Die empirische Evidenz für diese Theorie ist gemischt: So finden sich für südamerikanische Staaten, beispielsweise Kolumbien[ 12 ] oder Mexico[ 13 ], Hinweise, dass die Regierungen in der Tat vor den Wahlen die Ausgaben erhöhen. Allgemein zeigt eine Studie für Südamerika zwischen 1990 und 2004, dass Regierungen ein Jahr vor den Wahlen die Investitionsausgaben und im Wahljahr die Sozialleistungen erhöhen[ 14 ]. Andere Studien zeigen, dass südamerikanische Regierungen im Jahr ihres Amtsantritts die Ausgaben reduzieren[ 15 ] – beides spricht für die These politischer Budgetzyklen. Für entwickelte Industriestaaten sind die empirischen Hinweise weniger eindeutig: Eine Analyse für 58 Schwellenländer und 27 entwickelte Staaten zwischen 1975 und 1991 zeigt, dass in den entwickelten Staaten die Budgetdefizite in Wahljahren nicht ansteigen[ 16 ], eine weitere Studie für den Zeitraum zwischen 1960 und 2001 kommt zu ähnlichen Ergebnissen[ 17 ]. Ob zudem die Strategie erfolgreich ist, sich die Wiederwahl über höhere Ausgaben zu sichern, ist fraglich; eine Studie mit 74 Ländern von 1960 bis 2003 liefert keine Belege dafür, dass höhere Staatsausgaben die Wiederwahl sichern[ 18 ].

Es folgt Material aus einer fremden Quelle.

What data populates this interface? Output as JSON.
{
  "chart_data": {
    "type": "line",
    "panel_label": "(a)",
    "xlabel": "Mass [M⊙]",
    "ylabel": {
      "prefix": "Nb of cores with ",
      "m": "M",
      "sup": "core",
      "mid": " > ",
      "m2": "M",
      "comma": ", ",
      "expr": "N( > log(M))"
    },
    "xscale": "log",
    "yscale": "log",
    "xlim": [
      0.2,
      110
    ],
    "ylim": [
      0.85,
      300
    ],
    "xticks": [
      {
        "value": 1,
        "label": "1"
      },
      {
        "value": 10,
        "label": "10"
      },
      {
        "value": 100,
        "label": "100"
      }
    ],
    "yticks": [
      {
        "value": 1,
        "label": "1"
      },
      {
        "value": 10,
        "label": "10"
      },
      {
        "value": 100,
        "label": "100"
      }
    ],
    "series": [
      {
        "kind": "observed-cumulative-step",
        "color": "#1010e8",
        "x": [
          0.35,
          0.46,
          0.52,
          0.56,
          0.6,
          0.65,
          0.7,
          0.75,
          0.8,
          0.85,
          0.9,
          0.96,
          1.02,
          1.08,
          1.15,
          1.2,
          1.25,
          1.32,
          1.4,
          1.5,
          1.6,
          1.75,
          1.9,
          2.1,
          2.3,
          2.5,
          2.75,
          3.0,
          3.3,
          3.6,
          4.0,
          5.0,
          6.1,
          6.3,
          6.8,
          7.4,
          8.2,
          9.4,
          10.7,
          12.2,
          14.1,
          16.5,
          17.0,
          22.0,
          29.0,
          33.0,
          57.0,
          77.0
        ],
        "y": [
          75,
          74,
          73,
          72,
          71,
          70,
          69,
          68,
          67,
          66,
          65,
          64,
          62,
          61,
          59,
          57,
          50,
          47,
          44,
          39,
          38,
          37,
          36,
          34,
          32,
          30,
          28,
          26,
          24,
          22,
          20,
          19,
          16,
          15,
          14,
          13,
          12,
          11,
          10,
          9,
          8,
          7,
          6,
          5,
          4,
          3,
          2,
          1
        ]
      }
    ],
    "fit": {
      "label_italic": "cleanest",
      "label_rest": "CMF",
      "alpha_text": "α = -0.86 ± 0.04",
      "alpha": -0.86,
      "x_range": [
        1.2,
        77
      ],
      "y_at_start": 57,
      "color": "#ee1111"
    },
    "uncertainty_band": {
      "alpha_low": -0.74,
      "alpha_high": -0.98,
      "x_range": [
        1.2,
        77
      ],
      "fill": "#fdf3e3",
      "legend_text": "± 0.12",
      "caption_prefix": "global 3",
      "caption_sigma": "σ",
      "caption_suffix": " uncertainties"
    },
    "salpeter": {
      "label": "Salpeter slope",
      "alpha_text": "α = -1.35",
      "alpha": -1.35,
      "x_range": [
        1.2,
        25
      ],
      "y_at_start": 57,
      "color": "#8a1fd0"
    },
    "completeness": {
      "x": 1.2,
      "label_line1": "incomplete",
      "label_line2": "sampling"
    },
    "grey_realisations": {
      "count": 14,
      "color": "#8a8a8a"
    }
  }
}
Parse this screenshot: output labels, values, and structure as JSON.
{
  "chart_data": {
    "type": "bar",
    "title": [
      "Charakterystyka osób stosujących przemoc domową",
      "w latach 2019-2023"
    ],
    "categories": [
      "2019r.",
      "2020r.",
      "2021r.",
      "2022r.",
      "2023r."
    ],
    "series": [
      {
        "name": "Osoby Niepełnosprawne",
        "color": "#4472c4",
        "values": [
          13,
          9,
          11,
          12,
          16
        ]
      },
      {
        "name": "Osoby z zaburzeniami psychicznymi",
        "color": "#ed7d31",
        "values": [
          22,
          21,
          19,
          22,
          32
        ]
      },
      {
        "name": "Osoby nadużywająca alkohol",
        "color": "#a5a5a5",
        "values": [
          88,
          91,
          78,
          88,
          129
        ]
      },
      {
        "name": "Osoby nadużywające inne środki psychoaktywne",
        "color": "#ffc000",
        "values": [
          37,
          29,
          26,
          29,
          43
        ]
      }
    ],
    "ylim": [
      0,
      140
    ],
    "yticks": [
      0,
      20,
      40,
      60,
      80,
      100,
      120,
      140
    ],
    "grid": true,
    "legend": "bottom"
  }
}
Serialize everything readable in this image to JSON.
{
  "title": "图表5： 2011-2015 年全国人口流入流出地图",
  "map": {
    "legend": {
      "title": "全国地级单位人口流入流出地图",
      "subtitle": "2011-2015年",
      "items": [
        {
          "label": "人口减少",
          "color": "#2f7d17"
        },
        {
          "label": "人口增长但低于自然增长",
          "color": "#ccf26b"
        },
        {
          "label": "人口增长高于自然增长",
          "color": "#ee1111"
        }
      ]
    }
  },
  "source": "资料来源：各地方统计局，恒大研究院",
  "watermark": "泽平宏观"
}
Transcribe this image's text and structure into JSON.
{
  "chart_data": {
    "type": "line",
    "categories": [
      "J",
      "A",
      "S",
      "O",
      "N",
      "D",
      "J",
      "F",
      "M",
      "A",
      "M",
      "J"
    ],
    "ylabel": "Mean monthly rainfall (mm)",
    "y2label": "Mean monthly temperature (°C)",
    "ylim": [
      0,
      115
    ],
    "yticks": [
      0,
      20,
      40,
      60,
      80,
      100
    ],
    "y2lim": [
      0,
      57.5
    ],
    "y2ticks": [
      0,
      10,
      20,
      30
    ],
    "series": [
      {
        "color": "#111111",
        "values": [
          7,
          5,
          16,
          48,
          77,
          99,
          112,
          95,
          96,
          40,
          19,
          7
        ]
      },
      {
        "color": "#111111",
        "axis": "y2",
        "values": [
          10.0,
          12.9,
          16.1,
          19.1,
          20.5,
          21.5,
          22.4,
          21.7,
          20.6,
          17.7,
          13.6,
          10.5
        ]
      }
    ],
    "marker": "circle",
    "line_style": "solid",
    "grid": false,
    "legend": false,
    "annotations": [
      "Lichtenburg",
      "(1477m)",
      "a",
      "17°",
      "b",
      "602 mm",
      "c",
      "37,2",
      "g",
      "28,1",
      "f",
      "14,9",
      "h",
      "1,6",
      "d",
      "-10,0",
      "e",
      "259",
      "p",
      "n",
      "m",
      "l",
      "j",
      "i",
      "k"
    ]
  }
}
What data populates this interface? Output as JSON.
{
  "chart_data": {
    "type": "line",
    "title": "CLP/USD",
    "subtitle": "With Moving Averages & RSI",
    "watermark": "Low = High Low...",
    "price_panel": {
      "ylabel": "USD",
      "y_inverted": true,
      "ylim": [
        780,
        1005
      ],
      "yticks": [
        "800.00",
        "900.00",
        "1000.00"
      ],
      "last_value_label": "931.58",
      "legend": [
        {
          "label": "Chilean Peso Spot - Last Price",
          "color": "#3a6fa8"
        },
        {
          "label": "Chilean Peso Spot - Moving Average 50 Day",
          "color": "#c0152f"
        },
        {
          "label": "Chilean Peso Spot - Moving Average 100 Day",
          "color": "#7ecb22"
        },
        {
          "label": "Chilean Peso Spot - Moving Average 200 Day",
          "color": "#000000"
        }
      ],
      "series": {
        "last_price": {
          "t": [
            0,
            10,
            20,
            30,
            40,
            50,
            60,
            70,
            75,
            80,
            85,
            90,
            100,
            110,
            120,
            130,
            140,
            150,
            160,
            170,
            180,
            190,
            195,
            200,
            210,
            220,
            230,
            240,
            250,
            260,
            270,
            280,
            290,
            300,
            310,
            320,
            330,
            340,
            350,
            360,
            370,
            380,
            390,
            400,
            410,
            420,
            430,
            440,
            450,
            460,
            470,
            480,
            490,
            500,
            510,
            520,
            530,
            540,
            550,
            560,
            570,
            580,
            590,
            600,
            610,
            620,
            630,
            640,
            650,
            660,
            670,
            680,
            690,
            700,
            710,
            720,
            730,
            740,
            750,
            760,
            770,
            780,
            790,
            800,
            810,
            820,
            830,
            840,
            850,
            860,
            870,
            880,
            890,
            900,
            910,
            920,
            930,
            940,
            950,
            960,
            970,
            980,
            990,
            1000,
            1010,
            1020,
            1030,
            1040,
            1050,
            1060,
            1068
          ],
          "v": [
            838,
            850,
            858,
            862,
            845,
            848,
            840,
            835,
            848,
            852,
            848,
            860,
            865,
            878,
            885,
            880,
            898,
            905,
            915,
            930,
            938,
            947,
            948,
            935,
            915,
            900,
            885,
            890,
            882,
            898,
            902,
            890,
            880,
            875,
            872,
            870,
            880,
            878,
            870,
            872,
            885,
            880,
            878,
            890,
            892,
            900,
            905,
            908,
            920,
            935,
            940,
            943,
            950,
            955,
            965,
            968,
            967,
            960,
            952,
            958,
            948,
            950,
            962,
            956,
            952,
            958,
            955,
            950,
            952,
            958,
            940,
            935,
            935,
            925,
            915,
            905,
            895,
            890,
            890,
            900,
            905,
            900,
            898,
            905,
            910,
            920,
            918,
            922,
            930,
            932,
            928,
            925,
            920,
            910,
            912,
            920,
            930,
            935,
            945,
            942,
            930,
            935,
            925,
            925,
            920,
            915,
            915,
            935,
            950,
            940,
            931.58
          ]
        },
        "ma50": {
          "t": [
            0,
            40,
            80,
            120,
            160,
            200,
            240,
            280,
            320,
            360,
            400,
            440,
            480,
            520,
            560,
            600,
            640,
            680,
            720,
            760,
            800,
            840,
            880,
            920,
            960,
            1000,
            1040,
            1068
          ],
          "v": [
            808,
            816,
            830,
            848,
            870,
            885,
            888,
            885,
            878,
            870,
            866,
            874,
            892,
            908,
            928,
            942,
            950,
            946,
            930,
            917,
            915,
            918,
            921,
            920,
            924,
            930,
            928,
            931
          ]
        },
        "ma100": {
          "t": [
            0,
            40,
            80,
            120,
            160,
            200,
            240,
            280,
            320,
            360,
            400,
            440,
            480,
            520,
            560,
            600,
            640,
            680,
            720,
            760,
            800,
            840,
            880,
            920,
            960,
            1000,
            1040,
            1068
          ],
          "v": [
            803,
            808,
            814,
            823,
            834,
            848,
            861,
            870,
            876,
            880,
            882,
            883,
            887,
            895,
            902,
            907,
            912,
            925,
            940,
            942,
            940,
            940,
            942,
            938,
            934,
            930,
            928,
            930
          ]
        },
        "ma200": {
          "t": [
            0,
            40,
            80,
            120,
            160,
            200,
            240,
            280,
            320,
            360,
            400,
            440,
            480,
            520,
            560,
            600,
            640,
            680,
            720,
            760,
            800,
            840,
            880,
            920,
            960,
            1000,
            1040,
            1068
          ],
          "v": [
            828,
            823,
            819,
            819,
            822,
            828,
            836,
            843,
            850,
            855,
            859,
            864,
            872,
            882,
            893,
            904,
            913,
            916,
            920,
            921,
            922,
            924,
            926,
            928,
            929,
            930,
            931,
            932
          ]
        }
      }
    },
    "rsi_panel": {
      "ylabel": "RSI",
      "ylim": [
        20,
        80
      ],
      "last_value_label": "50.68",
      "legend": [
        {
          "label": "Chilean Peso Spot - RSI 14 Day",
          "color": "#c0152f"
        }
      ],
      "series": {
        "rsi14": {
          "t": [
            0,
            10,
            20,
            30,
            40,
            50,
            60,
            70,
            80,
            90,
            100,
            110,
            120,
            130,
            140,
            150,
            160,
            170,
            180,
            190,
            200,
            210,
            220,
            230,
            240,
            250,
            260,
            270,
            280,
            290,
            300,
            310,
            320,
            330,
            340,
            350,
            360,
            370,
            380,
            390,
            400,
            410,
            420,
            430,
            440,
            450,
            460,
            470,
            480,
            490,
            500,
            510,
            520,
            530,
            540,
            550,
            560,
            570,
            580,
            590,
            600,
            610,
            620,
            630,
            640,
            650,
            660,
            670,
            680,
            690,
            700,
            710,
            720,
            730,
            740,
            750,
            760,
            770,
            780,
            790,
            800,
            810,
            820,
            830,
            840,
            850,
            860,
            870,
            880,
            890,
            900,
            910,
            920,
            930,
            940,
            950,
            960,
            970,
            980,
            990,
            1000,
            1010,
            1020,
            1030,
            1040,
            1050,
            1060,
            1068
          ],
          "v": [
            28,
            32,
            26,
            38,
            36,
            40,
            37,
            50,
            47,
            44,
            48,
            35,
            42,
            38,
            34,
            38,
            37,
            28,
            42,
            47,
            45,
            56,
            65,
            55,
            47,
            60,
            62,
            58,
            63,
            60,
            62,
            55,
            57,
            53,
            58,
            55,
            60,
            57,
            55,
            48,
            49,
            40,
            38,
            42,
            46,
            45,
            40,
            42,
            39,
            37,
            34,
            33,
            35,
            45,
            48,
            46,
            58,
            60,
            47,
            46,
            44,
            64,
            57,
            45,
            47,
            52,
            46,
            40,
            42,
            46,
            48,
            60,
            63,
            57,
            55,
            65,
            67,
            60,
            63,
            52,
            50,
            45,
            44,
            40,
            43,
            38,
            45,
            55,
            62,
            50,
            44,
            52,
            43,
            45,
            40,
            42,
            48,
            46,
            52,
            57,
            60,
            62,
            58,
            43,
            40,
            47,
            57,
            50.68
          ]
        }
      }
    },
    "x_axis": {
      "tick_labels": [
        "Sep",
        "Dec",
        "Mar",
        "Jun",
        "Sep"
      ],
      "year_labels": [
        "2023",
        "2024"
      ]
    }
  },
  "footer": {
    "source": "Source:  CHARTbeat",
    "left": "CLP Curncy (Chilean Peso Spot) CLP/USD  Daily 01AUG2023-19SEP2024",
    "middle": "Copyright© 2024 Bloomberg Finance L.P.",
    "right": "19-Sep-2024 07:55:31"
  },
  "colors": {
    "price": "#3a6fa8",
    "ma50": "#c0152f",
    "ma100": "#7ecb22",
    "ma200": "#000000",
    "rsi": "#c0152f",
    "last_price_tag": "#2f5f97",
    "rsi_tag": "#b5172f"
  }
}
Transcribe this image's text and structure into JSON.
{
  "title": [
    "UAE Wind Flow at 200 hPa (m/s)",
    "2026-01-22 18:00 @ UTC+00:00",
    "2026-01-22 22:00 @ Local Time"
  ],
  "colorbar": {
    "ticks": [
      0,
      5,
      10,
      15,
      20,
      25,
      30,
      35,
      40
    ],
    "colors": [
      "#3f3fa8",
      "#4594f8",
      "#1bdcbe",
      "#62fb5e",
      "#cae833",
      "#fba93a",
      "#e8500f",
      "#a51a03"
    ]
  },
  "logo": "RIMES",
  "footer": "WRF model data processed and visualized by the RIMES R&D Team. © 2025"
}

Eine andere Hypothese stellt auf die ideologische Präferenzen der Politiker ab. Demnach wird die Politik – auch die Schuldenpolitik – von parteiideologischen Interessen geprägt (
PartisanApproach
). Dabei schreibt man linksgerichteten Parteien allgemein zu, dass sie eine größere Präferenz für Beschäftigung und soziale Belange haben und bereit sind, dafür höhere Schulden und Inflation in Kauf zu nehmen, während konservative Parteien eher auf Wachstum, Leistungsanreize und Geldwertstabilität fokussiert sind und deswegen eine Abneigung gegen zu hohe Schulden haben. Nach dieser Theorie entspricht die Länge der politisch verursachten Konjunkturzyklen nicht in jedem Fall der Länge einer Wahlperiode; es hängt jeweils davon ab, wie oft eine linke oder rechte Regierungspartei im Amt bestätigt wird. Aber auch zu dieser Theorie sind die empirischen Ergebnisse nicht eindeutig.